Guilt is the glue that keeps Rana’s immigrant family together. In the Muslim world that Rana is from, the goal is to become a dutiful wife. However, that is a version of womanhood that Rana can’t live up to. She’s gay but keeps her sexual identity secret. Because she’s suffering from the loss of one of her best friends, Louie who died a mysterious death, Rana quits basketball and carbo loads her pain. As she shrinks into herself, her teacher Ms. Murillo tries to draw her out, telling her that her opinion matters and offering her meditation as a way to open up to possibility: “I know you’re a little shy about speaking up in class, but you have important things to say. At some point, you’re going to have to make the choice to do it, especially now that you’re going to college” (43).

To honor Louie’s memory, Rana decides to enter a contest for rappers and artists called The Way of the Wu. Even though she’s afraid to speak up in class, Rana wants to memorialize some of Louie’s work by performing one of his poems: “Louie’s gone and I’m standing here perfectly capable of speaking my truth, perfectly alive” (46). Louie rapped with intention, believing that “it’s not how fast you flow, but the meaning behind what you’re saying that counts” (46).

As Rana prepares for the contest, she discovers things about Louie from his brother Tony as well as from Louie’s writer’s notebook, facts about which she was unaware. These truths help her to face some of her own fears and denials: “I know a thing or two about denial and how it makes life so much harder pretending you’re something you’re not. Secrets aren’t treasures; they’re balls of fire that burn holes into your heart” (96).

Rana learns lessons from multiple mentors; others include Naz, Rana’s dearest female friend who calls Rana a “badass Persian bitch” (55). Telling Rana to embrace her true self and speak her truth, Naz models confidence, aggression, and independence as well as strength and beauty. From her grandfather, Rana receives poetry exposure and instruction as well as life lessons, which include “Without love, life is shit” (59). From Yasaman—a girl with red hair who lights a fire inside her—Rana comes to realize that “sometimes we feel less judgment from strangers than from our own families, who carry impossible expectations of us” (114). And from her father’s love for gardening—a metaphor for life and control—Rana accepts that everything beautiful takes time to grow. Finally, from Coach Lock, Rana learns to challenge herself, to push herself to be a better, stronger version of humanity.
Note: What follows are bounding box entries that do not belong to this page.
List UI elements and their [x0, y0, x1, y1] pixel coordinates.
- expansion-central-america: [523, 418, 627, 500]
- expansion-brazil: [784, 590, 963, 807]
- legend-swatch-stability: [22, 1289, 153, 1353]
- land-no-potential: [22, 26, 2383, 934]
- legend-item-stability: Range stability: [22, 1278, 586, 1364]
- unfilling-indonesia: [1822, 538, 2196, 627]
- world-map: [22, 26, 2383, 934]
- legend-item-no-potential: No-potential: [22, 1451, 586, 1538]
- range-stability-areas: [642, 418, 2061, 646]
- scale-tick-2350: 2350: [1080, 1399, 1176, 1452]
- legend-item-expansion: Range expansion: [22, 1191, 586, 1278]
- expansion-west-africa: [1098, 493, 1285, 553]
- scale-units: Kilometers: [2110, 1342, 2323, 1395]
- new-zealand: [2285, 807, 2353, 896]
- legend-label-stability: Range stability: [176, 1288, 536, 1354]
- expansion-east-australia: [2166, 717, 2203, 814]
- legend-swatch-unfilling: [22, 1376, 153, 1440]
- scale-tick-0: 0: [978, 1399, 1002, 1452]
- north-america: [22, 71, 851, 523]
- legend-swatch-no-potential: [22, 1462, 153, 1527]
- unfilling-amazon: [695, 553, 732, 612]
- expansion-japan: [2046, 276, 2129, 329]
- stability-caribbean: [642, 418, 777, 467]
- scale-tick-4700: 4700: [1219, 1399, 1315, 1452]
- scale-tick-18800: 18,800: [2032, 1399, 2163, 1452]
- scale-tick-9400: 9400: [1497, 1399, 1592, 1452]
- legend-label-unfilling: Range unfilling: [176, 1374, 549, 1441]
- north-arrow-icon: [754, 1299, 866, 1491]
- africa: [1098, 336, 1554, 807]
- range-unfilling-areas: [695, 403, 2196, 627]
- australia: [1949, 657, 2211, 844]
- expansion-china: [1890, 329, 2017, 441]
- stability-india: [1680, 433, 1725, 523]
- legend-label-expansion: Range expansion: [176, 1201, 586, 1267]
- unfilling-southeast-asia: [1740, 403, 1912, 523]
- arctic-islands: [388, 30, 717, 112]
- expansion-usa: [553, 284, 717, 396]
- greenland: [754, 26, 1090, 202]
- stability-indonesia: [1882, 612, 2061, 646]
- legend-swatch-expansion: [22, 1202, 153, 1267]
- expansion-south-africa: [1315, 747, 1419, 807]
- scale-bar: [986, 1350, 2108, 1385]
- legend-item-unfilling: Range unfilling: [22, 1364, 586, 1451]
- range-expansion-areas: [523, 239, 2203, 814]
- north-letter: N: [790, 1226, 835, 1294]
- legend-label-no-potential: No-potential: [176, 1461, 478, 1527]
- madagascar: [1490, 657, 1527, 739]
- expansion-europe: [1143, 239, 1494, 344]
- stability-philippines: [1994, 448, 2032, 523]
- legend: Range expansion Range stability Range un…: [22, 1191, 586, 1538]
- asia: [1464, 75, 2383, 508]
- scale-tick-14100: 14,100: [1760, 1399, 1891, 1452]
Rana Joon and the One & Only Now by Shideh Etaat further instructs readers in the value of liberating ourselves from the constraints and limitations imposed by others. Life is about being the creator, not the bystander; it’s about true and deliberate freedom, about cracking her heart open with her words. As Rana writes an ode to the beautiful mess that makes her who she is, she comes to believe that her poetry is a vessel for that truth.

Etaat also draws on powerful allusions to artists such as Tupac, Frida Kahlo, and Audre Lorde and to the lotus flower as a symbol. With a lotus flower as a metaphor for spiritual enlightenment as well as a metaphor for hope and change, Etaat suggests that from the murk of depression, from “all the rough conditions that occur in that deep kind of darkness. Despite all that chaos” (106), we can grow a self that is unclogged by despair if we stay strong and move beyond the obstacles. Therefore, we have a choice: to remain stuck in the mud and muck of our lives or to emerge as a “ridiculously beautiful flower.” After all, our external conditions don’t define us; “it’s how we evolve internally that shapes our paths” (264). We can let the mud swallow us or we can rise above it. In Etaat’s words: “The Way of the Wu is about being responsible for yourself and your journey on this planet, fulfilling your own destiny, no matter what” (265). Ultimately, Rana must find her voice, speak her truth, and live her life freely, not only in the moment but with joy.